After a full analysis, you’ll know what aspects of your processing activities, customer policy and external agreements may need adjustments, and prioritize them correspondingly. However, there is a high chance you’ll have to implement much of the following.
Whatever technology (cookies, tags, pixels) is used to track your website visitor activity, you need to provide notice and obtain consent for each of these technologies. You also need to specify
- The purpose of the particular technology and corresponding data collection (and the received consent must be specific to such purposes).
- Duration of data storage;
- Options to revoke consent if needed.
A common practice of today is to provide cookie settings/preferences where a user can specify what data processing they accept and consent to its use.
Make sure you only collect the data you really need and do use to fulfill your marketing needs. There is little use in collecting every piece of information (and spending resources ensuring its security and law compliance) you actually never plan to use.
The situation with privacy policies over the last 3 years suggests we’ll be seeing more of such laws like CCPA and LGPD. And you’ll have to comply with each even if you have only one visitor located in the corresponding category. So it’s better to optimize the scope of personal information you process today.
Send a notification about policy updates.
You may consider including a checkbox in your email and the recipient to confirm that they have read and agree to the new policy. The more data you collect and store, the more careful you should be about the owner’s consent.
Appoint a data protection officer.
If you’re defined as a controller by the LGPD, it looks like now you need to have one more specialist in your team that would be responsible for communication between you, data subjects and the authoritative bodies. Their identity and contacts should be publicly disclosed, preferably on the controller's website.
Hopefully, this requirement may be reconsidered by the corresponding Brazilian authority (as soon as it’s established) taking into account the company’s type, size, and volume of data processing operations.
Keep the record of the third parties you share the personal data to.
Under the GDPR, a person has the right to disclosure of any third parties with whom personal data is shared. So you need to know who you transfer the data, what data, and under what conditions, and be ready to provide the corresponding information upon request.
Implement a procedure to respond to data subject requests.
Be prepared to send a data breach notification to both the data subject and the authorities in case of a breach or any other security incident. Your reaction should be as quick. You are to reply to the request concerning data processing objection immediately after its receipt; and you are to reply to the request concerning access to personal data within 15 days from the receipt.

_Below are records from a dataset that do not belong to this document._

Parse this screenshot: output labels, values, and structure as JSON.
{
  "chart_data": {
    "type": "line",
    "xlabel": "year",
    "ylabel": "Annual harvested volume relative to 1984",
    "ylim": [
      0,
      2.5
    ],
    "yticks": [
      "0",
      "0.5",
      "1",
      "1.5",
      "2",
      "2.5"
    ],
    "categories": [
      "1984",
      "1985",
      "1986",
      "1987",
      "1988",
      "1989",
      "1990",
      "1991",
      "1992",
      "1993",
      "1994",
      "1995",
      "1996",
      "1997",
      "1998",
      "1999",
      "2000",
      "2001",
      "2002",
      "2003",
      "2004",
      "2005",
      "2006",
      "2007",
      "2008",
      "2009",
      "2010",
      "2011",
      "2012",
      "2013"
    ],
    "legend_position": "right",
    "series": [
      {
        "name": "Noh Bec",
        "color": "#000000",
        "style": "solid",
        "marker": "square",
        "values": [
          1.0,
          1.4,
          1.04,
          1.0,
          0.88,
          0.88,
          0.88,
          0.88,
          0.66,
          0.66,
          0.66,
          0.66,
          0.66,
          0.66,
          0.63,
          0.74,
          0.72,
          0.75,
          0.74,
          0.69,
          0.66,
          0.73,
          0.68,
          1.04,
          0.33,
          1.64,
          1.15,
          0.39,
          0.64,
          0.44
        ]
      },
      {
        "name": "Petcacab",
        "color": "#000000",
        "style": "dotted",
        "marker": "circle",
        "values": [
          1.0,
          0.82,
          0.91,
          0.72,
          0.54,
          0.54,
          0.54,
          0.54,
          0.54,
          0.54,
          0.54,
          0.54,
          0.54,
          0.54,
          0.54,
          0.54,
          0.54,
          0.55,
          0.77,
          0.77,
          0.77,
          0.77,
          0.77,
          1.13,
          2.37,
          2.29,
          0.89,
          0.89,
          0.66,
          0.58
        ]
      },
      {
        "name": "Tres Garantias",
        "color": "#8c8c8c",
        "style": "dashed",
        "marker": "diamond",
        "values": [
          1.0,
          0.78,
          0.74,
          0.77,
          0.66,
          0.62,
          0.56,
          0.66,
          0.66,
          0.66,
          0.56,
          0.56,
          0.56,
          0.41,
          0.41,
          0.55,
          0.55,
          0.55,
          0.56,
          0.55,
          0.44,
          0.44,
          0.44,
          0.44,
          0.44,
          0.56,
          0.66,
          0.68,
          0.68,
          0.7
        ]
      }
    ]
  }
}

Be prepared to provide a Data Protection Impact Assessment.
The LGPD requires a company (controller) to be ready to provide a data protection report to assess data processing activities and whether they observe the rights of data subjects under specific circumstances.
These circumstances, however, aren’t specified. The Brazilian authority can request a DPIA when considered necessary, and it must include at least:
- description of the types of data processed;
- methods used to collect the data;
- methods of information security used;
- description of mechanisms used to mitigate the risks related to the processing of the personal data involved.
In general, the purpose of the new data protection act is good and worthy – to give people more control over processing of their personal data that has been growing dramatically. However, the absence of a single authority that would be responsible for composition, regulation and enforcement of law provisions makes this and alike incentives a real headache for marketers and company legal departments.